The organisation will look to achieve clarity and collective agreement on the issue, which has been the subject of several hospitality workers’ campaigns over the past few years.
Business consultancy firm EP Business in Hospitality has partnered with WMT Troncmaster Services to launch the organisation.
They said the sector-wide grey area meant processes had been left open to interpretation and exploitation.
Confusion on the side of both customers and businesses means that a sector-recognised accreditation scheme is necessary, the body believe.
The name of the body will be announced at its official launch event at The Restaurant Show on Wednesday 2 October.
Chris Sheppardson, chief executive at EP Business in Hospitality spoke of his delight at the board’s make-up.
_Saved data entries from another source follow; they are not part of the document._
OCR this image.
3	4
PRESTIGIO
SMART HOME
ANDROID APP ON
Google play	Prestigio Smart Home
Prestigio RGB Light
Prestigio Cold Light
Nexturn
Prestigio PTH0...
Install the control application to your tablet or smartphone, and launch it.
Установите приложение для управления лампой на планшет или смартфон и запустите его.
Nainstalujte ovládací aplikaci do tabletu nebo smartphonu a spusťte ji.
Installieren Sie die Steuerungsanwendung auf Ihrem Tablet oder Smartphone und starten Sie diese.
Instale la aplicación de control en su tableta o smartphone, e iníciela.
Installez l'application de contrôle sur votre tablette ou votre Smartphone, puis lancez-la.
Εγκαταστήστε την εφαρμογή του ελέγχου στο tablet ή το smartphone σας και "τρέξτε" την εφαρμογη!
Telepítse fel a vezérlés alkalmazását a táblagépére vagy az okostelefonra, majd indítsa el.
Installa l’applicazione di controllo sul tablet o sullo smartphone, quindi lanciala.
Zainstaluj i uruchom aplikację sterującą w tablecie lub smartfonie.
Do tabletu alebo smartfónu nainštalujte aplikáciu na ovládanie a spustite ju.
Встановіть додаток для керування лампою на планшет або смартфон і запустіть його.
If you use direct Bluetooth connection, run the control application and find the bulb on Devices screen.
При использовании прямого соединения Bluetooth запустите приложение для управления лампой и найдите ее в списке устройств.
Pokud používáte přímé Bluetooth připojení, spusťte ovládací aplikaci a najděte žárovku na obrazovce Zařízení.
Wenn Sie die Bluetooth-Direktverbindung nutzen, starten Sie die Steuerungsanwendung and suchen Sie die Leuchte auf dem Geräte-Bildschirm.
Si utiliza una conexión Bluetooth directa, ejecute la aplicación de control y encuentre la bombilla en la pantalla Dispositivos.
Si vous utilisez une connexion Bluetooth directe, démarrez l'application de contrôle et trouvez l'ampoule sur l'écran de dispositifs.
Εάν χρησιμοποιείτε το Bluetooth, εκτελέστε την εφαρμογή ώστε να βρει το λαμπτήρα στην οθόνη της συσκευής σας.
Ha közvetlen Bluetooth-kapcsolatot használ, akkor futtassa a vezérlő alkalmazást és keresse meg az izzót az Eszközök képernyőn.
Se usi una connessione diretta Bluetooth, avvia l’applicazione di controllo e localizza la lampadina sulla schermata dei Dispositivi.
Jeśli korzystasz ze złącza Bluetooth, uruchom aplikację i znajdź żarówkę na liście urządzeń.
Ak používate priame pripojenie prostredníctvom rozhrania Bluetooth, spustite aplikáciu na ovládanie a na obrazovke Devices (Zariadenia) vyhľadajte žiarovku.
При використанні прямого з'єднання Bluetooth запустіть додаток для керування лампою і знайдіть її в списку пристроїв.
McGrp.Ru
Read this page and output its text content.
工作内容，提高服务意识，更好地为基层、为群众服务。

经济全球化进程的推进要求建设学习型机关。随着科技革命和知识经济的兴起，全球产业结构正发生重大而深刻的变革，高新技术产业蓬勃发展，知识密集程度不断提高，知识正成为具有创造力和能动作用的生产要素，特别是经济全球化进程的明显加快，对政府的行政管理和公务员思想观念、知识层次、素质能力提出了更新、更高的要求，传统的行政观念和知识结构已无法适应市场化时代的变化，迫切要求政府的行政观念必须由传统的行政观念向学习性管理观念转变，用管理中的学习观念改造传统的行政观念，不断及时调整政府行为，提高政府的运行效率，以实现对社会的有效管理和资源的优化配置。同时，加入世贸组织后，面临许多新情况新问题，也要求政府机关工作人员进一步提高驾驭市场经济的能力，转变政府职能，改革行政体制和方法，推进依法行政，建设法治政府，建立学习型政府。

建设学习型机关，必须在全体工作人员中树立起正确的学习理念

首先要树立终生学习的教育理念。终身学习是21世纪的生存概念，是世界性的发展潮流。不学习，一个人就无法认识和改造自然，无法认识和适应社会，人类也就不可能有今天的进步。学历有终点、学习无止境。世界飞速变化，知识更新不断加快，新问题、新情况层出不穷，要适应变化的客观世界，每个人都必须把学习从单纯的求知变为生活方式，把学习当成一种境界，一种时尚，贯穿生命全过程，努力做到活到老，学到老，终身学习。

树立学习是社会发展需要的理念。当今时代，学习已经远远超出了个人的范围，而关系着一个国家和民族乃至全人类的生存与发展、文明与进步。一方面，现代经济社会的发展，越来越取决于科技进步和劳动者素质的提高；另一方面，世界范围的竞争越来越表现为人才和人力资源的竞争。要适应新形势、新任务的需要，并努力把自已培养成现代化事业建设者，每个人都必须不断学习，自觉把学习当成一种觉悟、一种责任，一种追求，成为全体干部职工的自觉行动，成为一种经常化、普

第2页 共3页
Board members of the new body:
Members of the board:
• David Cheeseman, MD Chef Express UK and Momentum
• Zuleika Fennell, MD, Corbin & King
• Tim Healy, Co-owner, Jo Allens
• Mark Selby, MD, Wahaca
• Jon Dawson, Head of People, Mandarin Oriental
• Marianna Alfa, MD at Blossom Hospitality
• James Robson, Founder, Mews of Mayfair
• Gioele Camarlinghi, European Hotel Managers Association
• Mike Saul, Head of Hospitality, Barclays
• Kevin Watson, MD, Amadeus
• Peter Davies, MD, WMT Troncmaster Services
• David McHattie, The Devonshire Arms
• Chris Sheppardson, CEO at EP
He said: “We are delighted to announce the official industry body to oversee best practice guidelines for tipping and service charges.
“Our board is made up of a great number of industry leading professionals, all with a wealth of knowledge in the sector and a deep understanding of the issues at stake.
"We are looking forward to taking this forward and to working together to demystify much of the confusion surrounding gratuities.”
The board includes the operator of a pub in the Peak District and the founder of a bar in Mayfair.
Peter Davies, client service partner and managing director of WMT Troncmaster Services said collaboration was needed to iron out confusion.
He said: “The wording used by hospitality firms in relation to service charges has always been vague and people interpret this in different ways, which only exacerbates confusion.
“The announcement of our official body is a positive step forward for the sector in terms of uniting the industry as a whole and working together to agree on what best practice looks like for the future.”
On the agenda
Research conducted by EP found that 44% of hospitality firms would welcome the introduction of an accreditation scheme to ensure gratuities are distributed fairly to staff.
33% of firms surveyed said they shared more than 90% of tips and service charges with their staff while only 31% shared 100%.
Restaurant workers at two branches of TGI Fridays held walk-outs over the diner chain’s tip distribution policy in autumn 2018.
Former Prime Minister Theresa May had proposed to legally ban restaurants from keeping tips intended for staff but a timeframe was not outlined.
A voluntary code of practice was introduced in October 2009 by the former British Hospitality Association (BHA) to increase transparency.
It recommends displaying information on how proceeds of the service charge are distributed to staff and on whether a percentage of the charge is held back.